Puis nous bifurquâmes à l'est en nous rapprochant de la Méditerranée que nous apercevions de loin en loin. En fait, nous la longions. Campement au-dessus de Cannes. Ma mère obtint que je suive les cours du Collège Français pendant l'année où nous restâmes là. Elle reconnu avoir perdu pied quant au programme scolaire des 14-15 ans. Maman, habile couturière, m'avait taillé des pantalons longs en tissu léger, des chemises à manches courtes avec une poche de poitrine, j'étais alors très semblable aux autres collégiens. Cela me rappela la salle de couture de la grande maison où je voyais ma grand-mère Emilie travailler avec des petites mains de la région, coupant, cousant des tabliers, des robes, des chemises ; les souvenirs remontaient en moi par vagues, me submergeant à des moments inattendus et disparaissaient dans le passé. Personne à qui les confier, si ce n'est à maman qui semblait ne m'écouter que d'une oreille et n'en discutait jamais.

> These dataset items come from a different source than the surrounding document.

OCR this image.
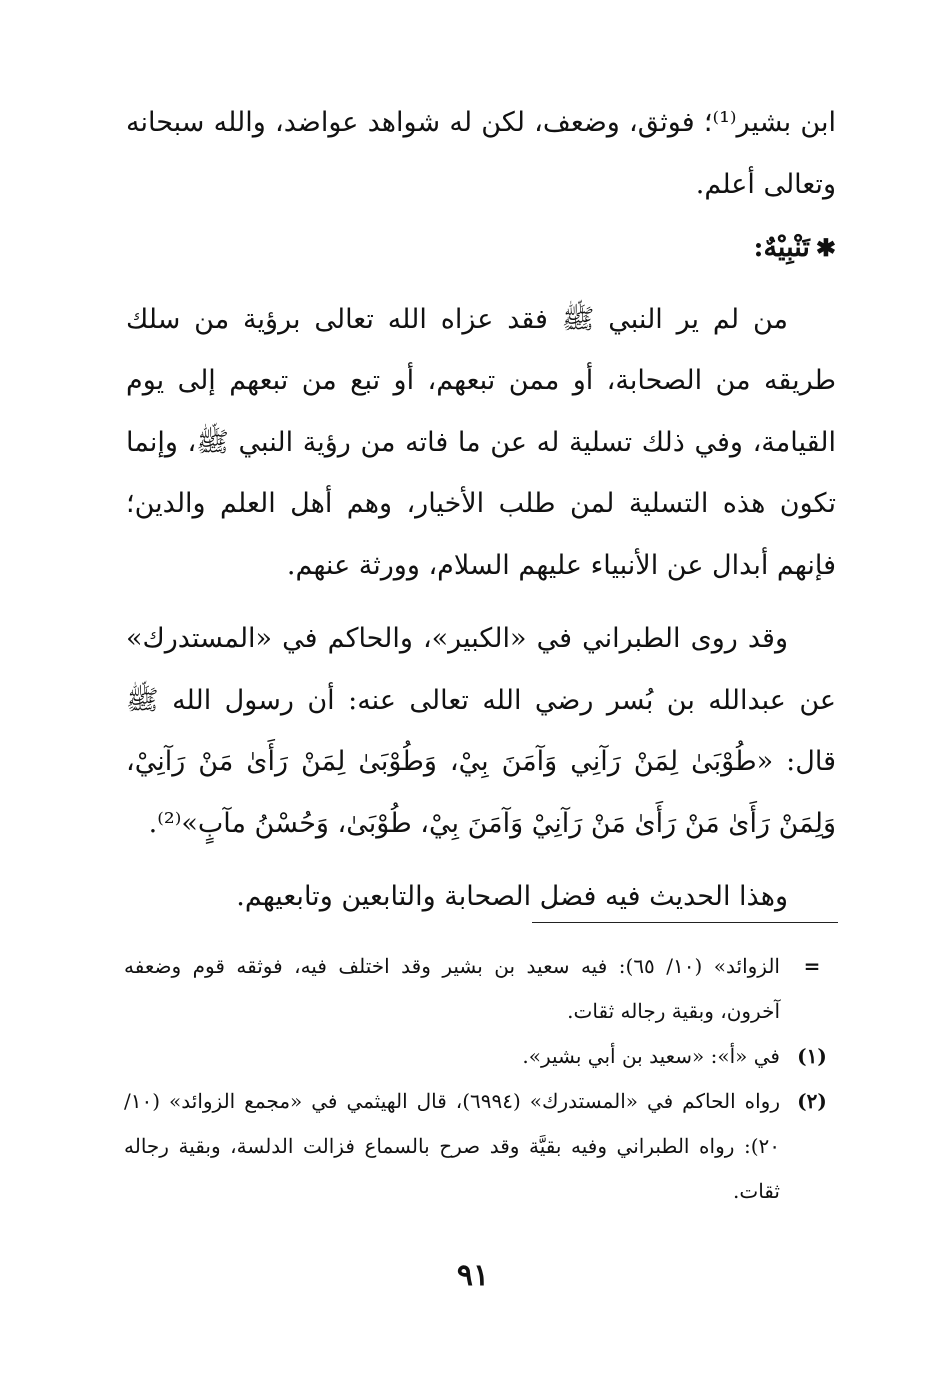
ابن بشير⁽¹⁾؛ فوثق، وضعف، لكن له شواهد عواضد، والله سبحانه وتعالى أعلم.

✱تَنْبِيْهٌ:

من لم ير النبي ﷺ فقد عزاه الله تعالى برؤية من سلك طريقه من الصحابة، أو ممن تبعهم، أو تبع من تبعهم إلى يوم القيامة، وفي ذلك تسلية له عن ما فاته من رؤية النبي ﷺ، وإنما تكون هذه التسلية لمن طلب الأخيار، وهم أهل العلم والدين؛ فإنهم أبدال عن الأنبياء عليهم السلام، وورثة عنهم.

وقد روى الطبراني في «الكبير»، والحاكم في «المستدرك» عن عبدالله بن بُسر رضي الله تعالى عنه: أن رسول الله ﷺ قال: «طُوْبَىٰ لِمَنْ رَآنِي وَآمَنَ بِيْ، وَطُوْبَىٰ لِمَنْ رَأَىٰ مَنْ رَآنِيْ، وَلِمَنْ رَأَىٰ مَنْ رَأَىٰ مَنْ رَآنِيْ وَآمَنَ بِيْ، طُوْبَىٰ، وَحُسْنُ مآبٍ»⁽²⁾.

وهذا الحديث فيه فضل الصحابة والتابعين وتابعيهم.

=
الزوائد» (١٠/ ٦٥): فيه سعيد بن بشير وقد اختلف فيه، فوثقه قوم وضعفه آخرون، وبقية رجاله ثقات.

(١)
في «أ»: «سعيد بن أبي بشير».

(٢)
رواه الحاكم في «المستدرك» (٦٩٩٤)، قال الهيثمي في «مجمع الزوائد» (١٠/ ٢٠): رواه الطبراني وفيه بقيَّة وقد صرح بالسماع فزالت الدلسة، وبقية رجاله ثقات.

٩١
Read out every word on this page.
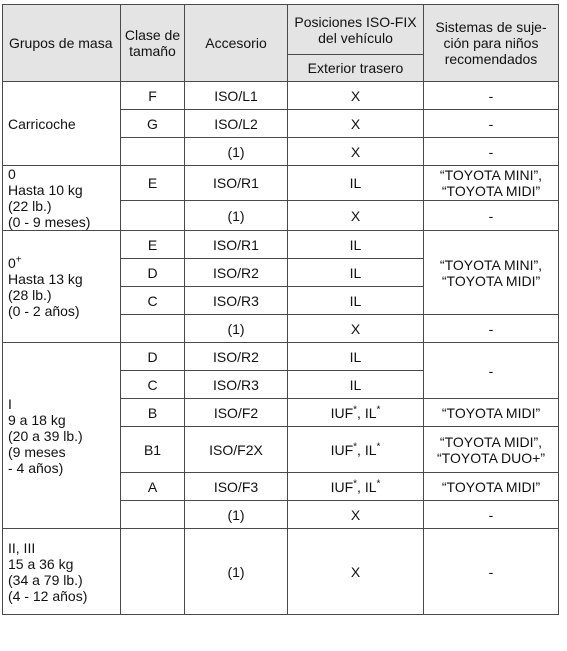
Grupos de masa	Clase de tamaño	Accesorio	Posiciones ISO-FIX del vehículo	Sistemas de suje-ción para niños recomendados
			Exterior trasero	
Carricoche	F	ISO/L1	X	-
	G	ISO/L2	X	-
		(1)	X	-
0
Hasta 10 kg
(22 lb.)
(0 - 9 meses)	E	ISO/R1	IL	“TOYOTA MINI”,
“TOYOTA MIDI”
		(1)	X	-
0+
Hasta 13 kg
(28 lb.)
(0 - 2 años)	E	ISO/R1	IL	“TOYOTA MINI”,
“TOYOTA MIDI”
	D	ISO/R2	IL	
	C	ISO/R3	IL	
		(1)	X	-
I
9 a 18 kg
(20 a 39 lb.)
(9 meses
- 4 años)	D	ISO/R2	IL	-
	C	ISO/R3	IL	
	B	ISO/F2	IUF*, IL*	“TOYOTA MIDI”
	B1	ISO/F2X	IUF*, IL*	“TOYOTA MIDI”,
“TOYOTA DUO+”
	A	ISO/F3	IUF*, IL*	“TOYOTA MIDI”
		(1)	X	-
II, III
15 a 36 kg
(34 a 79 lb.)
(4 - 12 años)		(1)	X	-
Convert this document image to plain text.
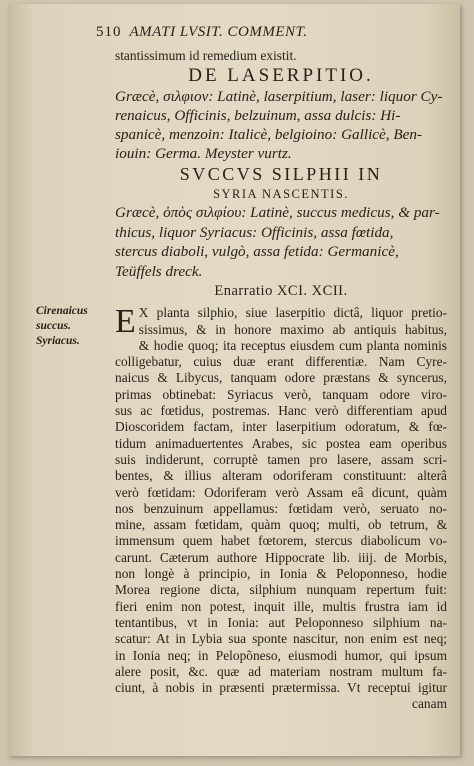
510 AMATI LVSIT. COMMENT.
Cirenaicus
succus.
Syriacus.
stantissimum id remedium existit.
DE LASERPITIO.
Græcè, σιλφιον: Latinè, laserpitium, laser: liquor Cy-
renaicus, Officinis, belzuinum, assa dulcis: Hi-
spanicè, menzoin: Italicè, belgioino: Gallicè, Ben-
iouin: Germa. Meyster vurtz.
SVCCVS SILPHII IN
SYRIA NASCENTIS.
Græcè, ὀπὸς σιλφίου: Latinè, succus medicus, & par-
thicus, liquor Syriacus: Officinis, assa fœtida,
stercus diaboli, vulgò, assa fetida: Germanicè,
Teüffels dreck.
Enarratio XCI. XCII.
E X planta silphio, siue laserpitio dictâ, liquor pretio-
sissimus, & in honore maximo ab antiquis habitus,
& hodie quoq; ita receptus eiusdem cum planta nominis
colligebatur, cuius duæ erant differentiæ. Nam Cyre-
naicus & Libycus, tanquam odore præstans & syncerus,
primas obtinebat: Syriacus verò, tanquam odore viro-
sus ac fœtidus, postremas. Hanc verò differentiam apud
Dioscoridem factam, inter laserpitium odoratum, & fœ-
tidum animaduertentes Arabes, sic postea eam operibus
suis indiderunt, corruptè tamen pro lasere, assam scri-
bentes, & illius alteram odoriferam constituunt: alterâ
verò fœtidam: Odoriferam verò Assam eâ dicunt, quàm
nos benzuinum appellamus: fœtidam verò, seruato no-
mine, assam fœtidam, quàm quoq; multi, ob tetrum, &
immensum quem habet fœtorem, stercus diabolicum vo-
carunt. Cæterum authore Hippocrate lib. iiij. de Morbis,
non longè à principio, in Ionia & Peloponneso, hodie
Morea regione dicta, silphium nunquam repertum fuit:
fieri enim non potest, inquit ille, multis frustra iam id
tentantibus, vt in Ionia: aut Peloponneso silphium na-
scatur: At in Lybia sua sponte nascitur, non enim est neq;
in Ionia neq; in Pelopõneso, eiusmodi humor, qui ipsum
alere posit, &c. quæ ad materiam nostram multum fa-
ciunt, à nobis in præsenti prætermissa. Vt receptui igitur
canam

Je me plaisais beaucoup dans cette école, mais déjà, nous repartions. J'emportais un Atlas, un livre de math dont ma mère et moi ne trouvions jamais les réponses aux problèmes posés, un volume d'histoire romaine que je dévorais. Encore une autre langue, au moins la quatrième depuis mon départ  : l'italien ! Et des Tziganes ! Maman était aux anges, elle avait trouvé un cousin parmi eux, et bien placé dans la hiérarchie. Nous eûmes droit à un mobile-homme, spacieux et naturellement plus rapide que les roulottes, mais encore une nouvelle langue que maman maniait assez bien, elle était fille de l'un d'eux, ce que je découvris lorsque nous arrivâmes dans les Carpates après avoir traversé les Dolomites, l'Autriche, le sud de la Pologne pour arriver en Moldavie. Là, maman retrouva deux oncles, son père était décédé. Je la vis si heureuse lorsque je la quittais à l'âge de 17 ans pour suivre un cours intensif de polonais de six mois. Étonnamment, je l'assimilais aisément. On dit que plus on sait de langues, plus on apprend facilement la suivante. J'en étais bien à la sixième ! L'école d'agriculture près de Varsovie, puis 3 ans dans un élevage de bovins, et vous connaissez la suite.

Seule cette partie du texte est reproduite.